From the city outside arose a constant hubbub, unfamiliar, odd. Voices,
and clanking noises. Hammers. Wheels on cobbles. Animals. Old noises. No modern machinery. In the palace there was nothing that looked like it ran on electricity. No panels, displays, controls, automated units. This was utterly pre-technological. And yet, wow! she thought, looking up at the huge columns. Look at this building. Amazing to think people had been able to build these extraordinary things in an age when electricity was still two thousand years away.
She walked to a column and looked out at the city. She’d read enough history, and done enough basic sims, that she knew roughly where she was.
“Ancient Rome,” she pronounced. “We’re somewhere downtown. Oh, wow, look at the detail. This is amazing.” The cityscape was cluttered, spectacular, unpredictable. Columns, pillars, temples. Distant neighbourhoods, fine houses, crowded hovels. “Oh, look, the coliseum is under construction. Maybe 75AD?”
“Vespasian’s time,” said Mustafa behind her. “He gives bread and circuses to the masses.”
Sandy looked at him. He appeared to her vision the same as always, leather jacket, jeans, comfortable shoes. Most GIs dressed similarly. “What,” she asked, “no toga?”
“Have you ever seen a black man in a toga?”
“I’m sure there must have been. Half the empire was African.”

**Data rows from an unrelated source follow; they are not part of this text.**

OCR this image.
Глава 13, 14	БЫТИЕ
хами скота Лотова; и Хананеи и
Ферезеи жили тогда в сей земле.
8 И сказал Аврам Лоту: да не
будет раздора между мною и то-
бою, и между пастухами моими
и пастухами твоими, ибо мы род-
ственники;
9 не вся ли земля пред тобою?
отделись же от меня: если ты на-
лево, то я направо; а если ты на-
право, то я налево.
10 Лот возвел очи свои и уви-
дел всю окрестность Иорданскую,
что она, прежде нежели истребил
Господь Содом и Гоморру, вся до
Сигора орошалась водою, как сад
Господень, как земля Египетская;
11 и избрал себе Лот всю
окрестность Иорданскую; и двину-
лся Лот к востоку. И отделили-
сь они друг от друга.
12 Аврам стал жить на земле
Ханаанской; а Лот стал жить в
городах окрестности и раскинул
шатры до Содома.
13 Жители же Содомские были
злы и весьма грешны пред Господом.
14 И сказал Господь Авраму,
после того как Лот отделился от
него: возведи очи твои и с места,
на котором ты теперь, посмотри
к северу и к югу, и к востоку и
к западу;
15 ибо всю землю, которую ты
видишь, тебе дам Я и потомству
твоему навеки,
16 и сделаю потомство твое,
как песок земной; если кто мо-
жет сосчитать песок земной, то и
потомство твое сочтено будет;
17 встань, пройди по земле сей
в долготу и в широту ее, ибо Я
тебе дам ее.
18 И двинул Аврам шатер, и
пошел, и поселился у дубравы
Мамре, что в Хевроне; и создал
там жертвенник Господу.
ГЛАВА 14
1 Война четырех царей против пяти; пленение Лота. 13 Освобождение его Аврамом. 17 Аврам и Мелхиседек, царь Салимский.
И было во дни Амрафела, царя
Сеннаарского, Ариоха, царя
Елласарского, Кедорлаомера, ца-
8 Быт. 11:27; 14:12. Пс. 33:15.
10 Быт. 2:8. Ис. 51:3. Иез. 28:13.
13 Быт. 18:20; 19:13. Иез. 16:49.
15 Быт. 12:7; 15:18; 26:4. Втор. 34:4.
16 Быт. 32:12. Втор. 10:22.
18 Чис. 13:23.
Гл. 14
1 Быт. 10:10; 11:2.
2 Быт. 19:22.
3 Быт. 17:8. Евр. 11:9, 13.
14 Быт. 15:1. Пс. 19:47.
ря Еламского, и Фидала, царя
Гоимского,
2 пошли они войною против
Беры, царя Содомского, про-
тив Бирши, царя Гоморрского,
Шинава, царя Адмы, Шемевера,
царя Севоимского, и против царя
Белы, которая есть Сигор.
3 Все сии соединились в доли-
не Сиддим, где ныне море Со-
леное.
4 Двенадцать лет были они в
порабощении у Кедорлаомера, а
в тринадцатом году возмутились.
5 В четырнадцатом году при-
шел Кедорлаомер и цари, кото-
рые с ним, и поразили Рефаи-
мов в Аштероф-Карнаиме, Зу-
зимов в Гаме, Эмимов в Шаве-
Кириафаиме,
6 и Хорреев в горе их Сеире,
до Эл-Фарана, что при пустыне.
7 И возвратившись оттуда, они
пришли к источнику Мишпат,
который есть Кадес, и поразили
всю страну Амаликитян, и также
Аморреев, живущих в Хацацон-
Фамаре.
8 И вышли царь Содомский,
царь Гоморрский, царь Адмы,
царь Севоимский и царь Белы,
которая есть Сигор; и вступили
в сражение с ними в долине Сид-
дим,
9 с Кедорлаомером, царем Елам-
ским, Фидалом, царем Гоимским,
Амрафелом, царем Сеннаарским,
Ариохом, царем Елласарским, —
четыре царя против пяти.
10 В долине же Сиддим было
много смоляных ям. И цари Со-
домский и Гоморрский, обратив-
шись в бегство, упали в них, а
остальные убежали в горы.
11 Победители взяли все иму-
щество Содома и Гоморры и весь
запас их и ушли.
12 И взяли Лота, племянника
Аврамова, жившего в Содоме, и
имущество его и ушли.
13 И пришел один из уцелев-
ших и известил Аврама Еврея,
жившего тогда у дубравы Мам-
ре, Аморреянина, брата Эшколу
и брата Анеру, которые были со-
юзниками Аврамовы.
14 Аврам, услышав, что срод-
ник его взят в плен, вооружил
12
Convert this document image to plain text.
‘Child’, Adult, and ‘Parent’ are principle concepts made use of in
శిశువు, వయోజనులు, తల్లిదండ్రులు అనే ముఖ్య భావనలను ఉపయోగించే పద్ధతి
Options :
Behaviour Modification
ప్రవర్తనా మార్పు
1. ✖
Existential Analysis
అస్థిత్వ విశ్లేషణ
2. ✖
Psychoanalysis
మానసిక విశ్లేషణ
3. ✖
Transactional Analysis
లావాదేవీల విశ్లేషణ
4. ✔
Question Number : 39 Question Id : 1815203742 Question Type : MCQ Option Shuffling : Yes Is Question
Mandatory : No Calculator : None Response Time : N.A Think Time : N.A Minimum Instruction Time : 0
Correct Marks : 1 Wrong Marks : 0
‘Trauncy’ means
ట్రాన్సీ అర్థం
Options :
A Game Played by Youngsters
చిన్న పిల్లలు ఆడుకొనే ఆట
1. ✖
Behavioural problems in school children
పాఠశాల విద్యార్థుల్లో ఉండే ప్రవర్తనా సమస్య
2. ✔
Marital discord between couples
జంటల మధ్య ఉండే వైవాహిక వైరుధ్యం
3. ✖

“North African,” Mustafa corrected, standing alongside, taking in the view. “But yes, I suppose there must have been senior black Romans. That colour-based racism actually got worse before it got better. Just like sexism probably got worse after Rome before it got better. I remember being astonished when I first learned that. I’d always assumed that history moved in straight lines . . . you know, things were bad, then they improved. But it doesn’t actually work that way.”
“History moves in waves,” Sandy agreed. The sun was low, yellow behind clouds. It looked like summer, though she had no sensation of warmth. She could hear animals below, yet a deep sniff brought no smell. This VR, too, had its limits, though it was far better than anything she’d previously tried. “Callay’s actually got more strict gender rules than much of Earth a few hundred years ago. A lot of women just like these more traditional roles. They’re orderly, they give comfort.”